The United Nations (UN) and World Bank ID4D initiatives set a goal of providing everyone on the planet with a legal identity by 2030.
So far numerous new national e-ID programmes (including card and mobile-based schemes and unrelated to ID2020) have been launched or initiated.
Examples of such projects are in Algeria, Belgium (mobile ID), Cameroon, Ecuador, Jordan, Kyrgyzstan, Italy, Japan, Senegal, Thailand, Turkey, Afghanistan, Denmark, the Netherlands, Bulgaria, and the Maldives.
The growing push for digital identities also means that countries are positioning themselves to benefit from investments in cloud computing.
“Building a national identity architecture that does not depend on cloud technology will not service a modernising nation,” said Busola Komolafe, Head, Cloud advisory at Signal Alliance.
Founded in 1996, Signal Alliance has over two decades of gold partnership status with global cloud services provider, Microsoft.
A report by Canalys released in October showed that the worldwide cloud market grew 33 percent this quarter to $36.5 billion.
AWS has 32 percent of the market and generated more revenue than the next three largest combined: Azure is at 19 percent of the market, Google Cloud at seven percent, Alibaba Cloud close behind at six percent, and other clouds with 37 percent.
Also, the IDC projects that worldwide spending on public cloud services and infrastructure will double over the next five years, growing from a $229 billion run rate in 2019 to almost $500 billion by 2023. This is driven by a five-year compound annual rate.
Opportunities and challenges for Nigeria
Apart from companies, cloud adoption by countries has picked up in recent times. Countries’ cloud spending rates are projected to rise by 2.8 and 3.2 percentage points from 2019 to 2022, respectively.
While the US leads the rest of the world in cloud spending, countries like the UK and the Netherlands are catching up.
Countries in Africa have little or no share in the cloud computing market. The continent’s stake in the cloud market has mostly been driven by private organisations.
Although top-line annual cloud services revenue is expected to double in the 2018-20123 period to hit $3.8 billion, currently, only about 30 percent of the revenue generated is through the public cloud, according to a Xalam Analytics “State of Cloud 2019” report on Africa.
Barriers to cloud adoption, which could also affect the success of the digital identity system, are the poor state of infrastructure such as electricity, fast internet connectivity, backbone networks, etc.

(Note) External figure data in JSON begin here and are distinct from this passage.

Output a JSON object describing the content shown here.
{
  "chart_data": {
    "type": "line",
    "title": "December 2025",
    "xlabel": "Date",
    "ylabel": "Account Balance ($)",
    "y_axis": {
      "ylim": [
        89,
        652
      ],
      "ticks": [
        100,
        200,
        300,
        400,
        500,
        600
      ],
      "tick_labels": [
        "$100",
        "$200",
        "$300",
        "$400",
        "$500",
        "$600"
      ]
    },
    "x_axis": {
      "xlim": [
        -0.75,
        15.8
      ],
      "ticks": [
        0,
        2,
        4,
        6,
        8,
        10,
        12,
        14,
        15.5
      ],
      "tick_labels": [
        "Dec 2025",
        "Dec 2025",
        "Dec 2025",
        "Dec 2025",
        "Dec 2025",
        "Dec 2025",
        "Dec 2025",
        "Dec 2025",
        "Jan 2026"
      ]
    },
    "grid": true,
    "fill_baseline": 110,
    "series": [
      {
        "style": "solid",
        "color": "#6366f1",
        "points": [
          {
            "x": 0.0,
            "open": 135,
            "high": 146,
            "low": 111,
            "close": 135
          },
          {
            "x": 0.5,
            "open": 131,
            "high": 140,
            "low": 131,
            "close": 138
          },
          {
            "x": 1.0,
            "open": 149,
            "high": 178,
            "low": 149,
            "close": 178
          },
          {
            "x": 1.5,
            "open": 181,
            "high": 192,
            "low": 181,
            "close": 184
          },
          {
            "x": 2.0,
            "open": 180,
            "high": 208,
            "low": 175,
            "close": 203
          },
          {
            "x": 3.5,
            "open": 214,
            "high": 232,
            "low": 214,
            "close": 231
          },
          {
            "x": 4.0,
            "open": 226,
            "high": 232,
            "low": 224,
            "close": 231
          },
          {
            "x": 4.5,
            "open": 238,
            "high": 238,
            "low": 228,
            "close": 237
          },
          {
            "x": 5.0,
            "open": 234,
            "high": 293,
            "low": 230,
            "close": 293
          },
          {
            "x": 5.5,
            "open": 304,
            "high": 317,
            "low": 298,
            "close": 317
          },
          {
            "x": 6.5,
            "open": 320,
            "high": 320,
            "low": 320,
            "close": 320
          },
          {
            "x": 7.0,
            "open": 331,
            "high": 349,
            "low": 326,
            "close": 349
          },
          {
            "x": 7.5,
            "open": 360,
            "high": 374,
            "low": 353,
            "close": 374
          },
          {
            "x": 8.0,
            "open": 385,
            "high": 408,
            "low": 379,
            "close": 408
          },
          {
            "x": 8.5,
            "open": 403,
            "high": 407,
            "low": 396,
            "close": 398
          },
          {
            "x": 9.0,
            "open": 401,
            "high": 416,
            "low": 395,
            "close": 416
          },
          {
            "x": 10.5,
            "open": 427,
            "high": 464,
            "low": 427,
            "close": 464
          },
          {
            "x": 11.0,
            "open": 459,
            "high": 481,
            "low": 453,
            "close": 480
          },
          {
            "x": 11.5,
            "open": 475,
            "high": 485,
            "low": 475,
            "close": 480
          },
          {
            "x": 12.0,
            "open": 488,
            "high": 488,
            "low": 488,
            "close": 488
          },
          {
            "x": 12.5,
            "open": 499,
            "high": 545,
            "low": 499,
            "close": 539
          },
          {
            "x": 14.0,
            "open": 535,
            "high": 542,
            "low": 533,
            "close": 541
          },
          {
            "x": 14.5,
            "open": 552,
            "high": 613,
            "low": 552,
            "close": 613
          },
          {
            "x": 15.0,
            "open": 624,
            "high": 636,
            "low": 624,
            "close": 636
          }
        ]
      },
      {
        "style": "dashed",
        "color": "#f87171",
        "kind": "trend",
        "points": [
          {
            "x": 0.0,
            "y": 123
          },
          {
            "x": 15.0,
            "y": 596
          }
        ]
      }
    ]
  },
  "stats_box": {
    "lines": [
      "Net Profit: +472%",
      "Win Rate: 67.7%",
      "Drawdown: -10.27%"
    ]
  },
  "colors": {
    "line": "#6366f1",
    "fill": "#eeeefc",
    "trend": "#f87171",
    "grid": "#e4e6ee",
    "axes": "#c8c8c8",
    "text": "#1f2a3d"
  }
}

Although the country has seen the building of data centres, inadequate electricity is mostly why their number is yet to rise and they are not penetrative across the country most consumers and third-party vendors prefer to partner with data centres outside the country with guaranteed infrastructure than with one within the country or at least have a backup with data centres abroad.
Nigeria has an opportunity with its electronic digital identity push to not only scale its adoption of cloud services but also reap immense benefits by creating a policy environment for cloud investments to come into the country.
Deepening cloud adoption could also help the government address issues like empowering small businesses with digital technology.
Also going for national ID card is experts’ views that a rich environment in the cloud will force an interplay of competition and cooperation in the technology industry, thereby enabling cloud providers to produce services catering to specialized needs.
“National security is a multi-dimensional endeavour, and cloud technology enables the right architecture to build systems that the different security agencies in the country can depend on to secure from internal to external threats,” Busola said.